The UK and many other countries have forbidden the genetic modification of the baby, which is considered unsafe and unethical, since any changes affect the child's descendants and future generations.

He used the technology to modify the CCR5 gene, the HIV gate, in several IVF-generated embryos for couples with HIV positive babies, presenting it as an HIV vaccine test.

Chinese regulations have not kept pace with scientific discoveries in this area. The only relevant regulations come from the 2003 "Guidance Ethics" document prohibiting the use of any exploratory embryo for reproduction. There are no such penalties for such violations.

He could have kept his work from most of the scientific community. He retrospectively registered a clinical trial with Chinese bodies in November, and after the job was done. A trial-related investigator allegedly said he did not notify all employees involved that his project involved genetic engineering.

"How can a scientific experiment with so much uncertainty be a secret for so long?" Asked He Kaiwen, a researcher at the Interdisciplinary Research Center for Biology and Chemistry in Shanghai, who was one of the groups of more than 120 scientists who issued a statement condemning him work. "This shows that there is a huge problem with the transparency of scientific research."

She added: "This is a whole new situation. This is one of the things we've never faced."

The international scientific community continues to refrain from its claims that it defended Wednesday at a global summit on Hong Kong. The Organizing Committee of the Conference, the International Human Gene Editor's Summit, called scientists' statements "unexpectedly and deeply disturbing" and recommended an independent assessment.
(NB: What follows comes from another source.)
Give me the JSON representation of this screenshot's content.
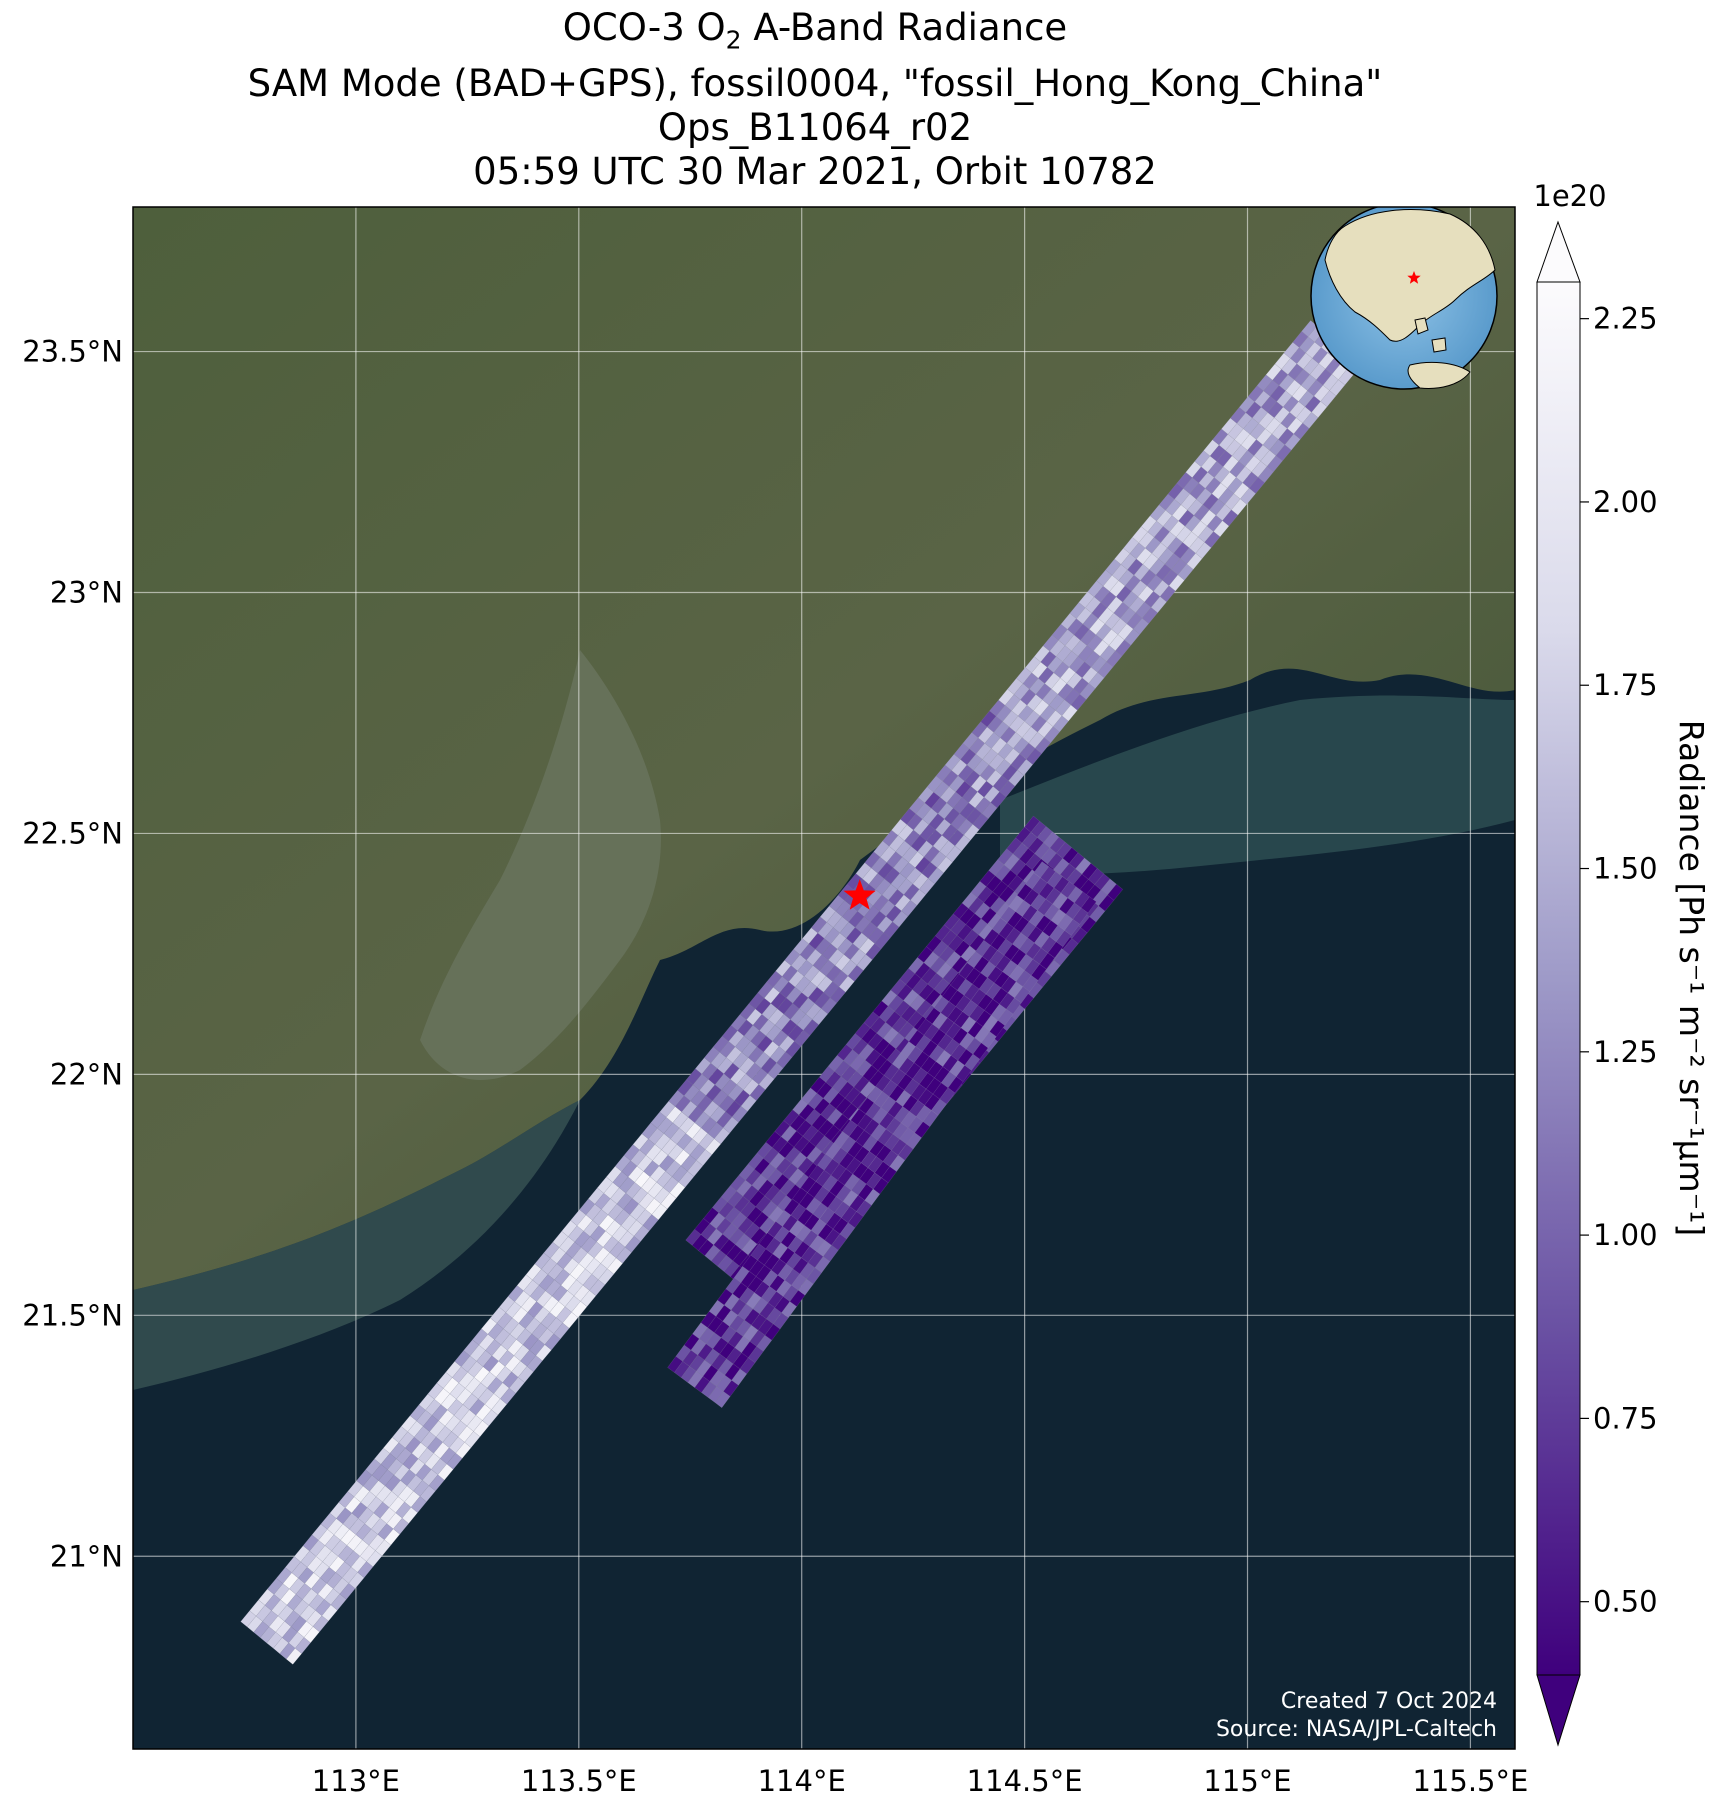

"Even if the changes were verified, the procedure was irresponsible and did not conform to international standards, its inadequacies include inadequate medical indication, poorly designed study protocol, failure to meet ethical standards for the welfare of research subjects, and lack of transparency in the development, review and implementation of clinical procedures, "the Board said. in a statement on Thursday.

Officials from China's National Health Commission promised on Thursday to "explore and deal with all illicit behavior" of Him.

The Government-related Government Science and Technology Association said the incident had "seriously damaged the image and interests" of the Chinese scientific community and expressed the "bitterness and condemnation of the people and institutions involved."

Chinese scientists have called for comprehensive regulation to prevent such research in the future. "Improving any law comes from research," said He Kaiwen. "Something is happening, it reveals the gap and we're fixing it. That's what scientists want us to push the industry in the right direction."